Of course you can't! Men are experts at going right up to the line and being creepy without actually breaking any rules. You have met men, right?

TheNavigator · 01/08/2019 16:15

I don't understand why what suits people who aren't women is an interesting topic for a feminist board, frankly.

I would agree with this. I don't usually post on FWR as most of the threads are about trans issues and I do not usually find them interesting or generally agree with the opinions expressed. What drew me into the thread about a tweet was the casual ageism & misogyny I perceived against young women, which is a topic that does interest me.

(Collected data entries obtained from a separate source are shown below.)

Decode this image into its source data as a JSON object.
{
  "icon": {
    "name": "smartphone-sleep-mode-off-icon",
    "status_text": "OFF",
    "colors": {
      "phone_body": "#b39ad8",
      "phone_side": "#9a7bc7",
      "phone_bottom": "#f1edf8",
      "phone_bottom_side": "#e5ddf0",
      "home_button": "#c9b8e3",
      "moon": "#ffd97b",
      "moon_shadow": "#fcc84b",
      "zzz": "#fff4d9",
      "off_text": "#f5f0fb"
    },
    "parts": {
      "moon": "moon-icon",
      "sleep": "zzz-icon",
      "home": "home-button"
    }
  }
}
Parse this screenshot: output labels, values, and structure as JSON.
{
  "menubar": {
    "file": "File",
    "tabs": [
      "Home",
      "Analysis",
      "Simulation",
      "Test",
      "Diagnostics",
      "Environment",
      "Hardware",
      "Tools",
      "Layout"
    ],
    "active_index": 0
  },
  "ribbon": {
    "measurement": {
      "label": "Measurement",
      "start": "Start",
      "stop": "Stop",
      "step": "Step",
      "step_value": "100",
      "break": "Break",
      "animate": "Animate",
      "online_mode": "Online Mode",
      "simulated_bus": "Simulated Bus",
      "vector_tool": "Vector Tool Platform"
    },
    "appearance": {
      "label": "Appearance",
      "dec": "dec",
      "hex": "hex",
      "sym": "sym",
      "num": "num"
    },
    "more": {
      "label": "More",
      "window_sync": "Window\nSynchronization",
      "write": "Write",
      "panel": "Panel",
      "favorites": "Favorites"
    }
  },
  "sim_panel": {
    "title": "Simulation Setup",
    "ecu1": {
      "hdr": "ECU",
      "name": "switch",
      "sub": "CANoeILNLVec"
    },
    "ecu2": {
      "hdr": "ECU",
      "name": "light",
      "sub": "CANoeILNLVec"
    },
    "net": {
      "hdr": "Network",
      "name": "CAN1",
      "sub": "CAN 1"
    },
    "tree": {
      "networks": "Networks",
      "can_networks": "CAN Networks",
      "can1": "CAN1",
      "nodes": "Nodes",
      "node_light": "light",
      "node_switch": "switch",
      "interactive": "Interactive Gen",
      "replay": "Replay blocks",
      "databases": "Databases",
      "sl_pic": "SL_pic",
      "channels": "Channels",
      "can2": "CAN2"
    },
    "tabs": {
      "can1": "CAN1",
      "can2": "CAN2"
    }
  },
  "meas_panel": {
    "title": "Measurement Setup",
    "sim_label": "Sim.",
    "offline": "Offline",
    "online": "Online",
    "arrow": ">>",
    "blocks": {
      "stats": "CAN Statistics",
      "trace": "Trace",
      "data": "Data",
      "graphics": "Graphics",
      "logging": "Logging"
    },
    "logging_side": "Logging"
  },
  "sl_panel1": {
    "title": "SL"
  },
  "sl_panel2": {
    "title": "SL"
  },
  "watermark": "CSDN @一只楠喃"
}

I think I have attempted to start a thread on other feminist issues in the dim and distant past, but there wasn't much interest - it obviously wasn't a topic with mass appeal to most on FWR.

Cloudyz7 · 01/08/2019 16:18

You can't see someone's gender identity especially when they are naked in a changing room.

If I were to see a be-penised person changing next to me at the gym, how do I know if they are a man who has an inner sense of womenlyness or a manly man who got lost or is up to no good?

RosesAndRaindrops · 01/08/2019 16:19

Same thread for the thousandth time! ‘Come and tell us your opinion so we can shoot you down by saying the same thing we say on every single other thread in FWR!’ What is the point?

Exactly, I'm presuming I'm one of the ones referred to?
Why do it all again, it was literally on the thread that finished this morning, you want us all to jump on and go round again?
Why?

happydappy2 · 01/08/2019 16:19

Lang I was thinking the same! The solution to which facilities males use, is really not a question females should have to consider.

Many have quite rightly though, said, not in our female only spaces.

And for every women who doesn't have a problem changing beside a bepenised person-women rights are not yours to give away, please consider those more vulnerable than yourself.

RosesAndRaindrops · 01/08/2019 16:22

So what else is it that makes you a woman? Genuinely curious

That was on the thread mentioned upthread.
For some it's not just biology, there is a sense of female as well.
Nothing to do with personality, nothing to do with likes, or anything like that.
Some people won't accept that though which is it why we get the constant roundabout.

Biancadelrioisback · 01/08/2019 16:24

I don't think women are giving rights away, more just saying "don't speak for me" when some women claim that 'women' are uncomfortable with this that or the other.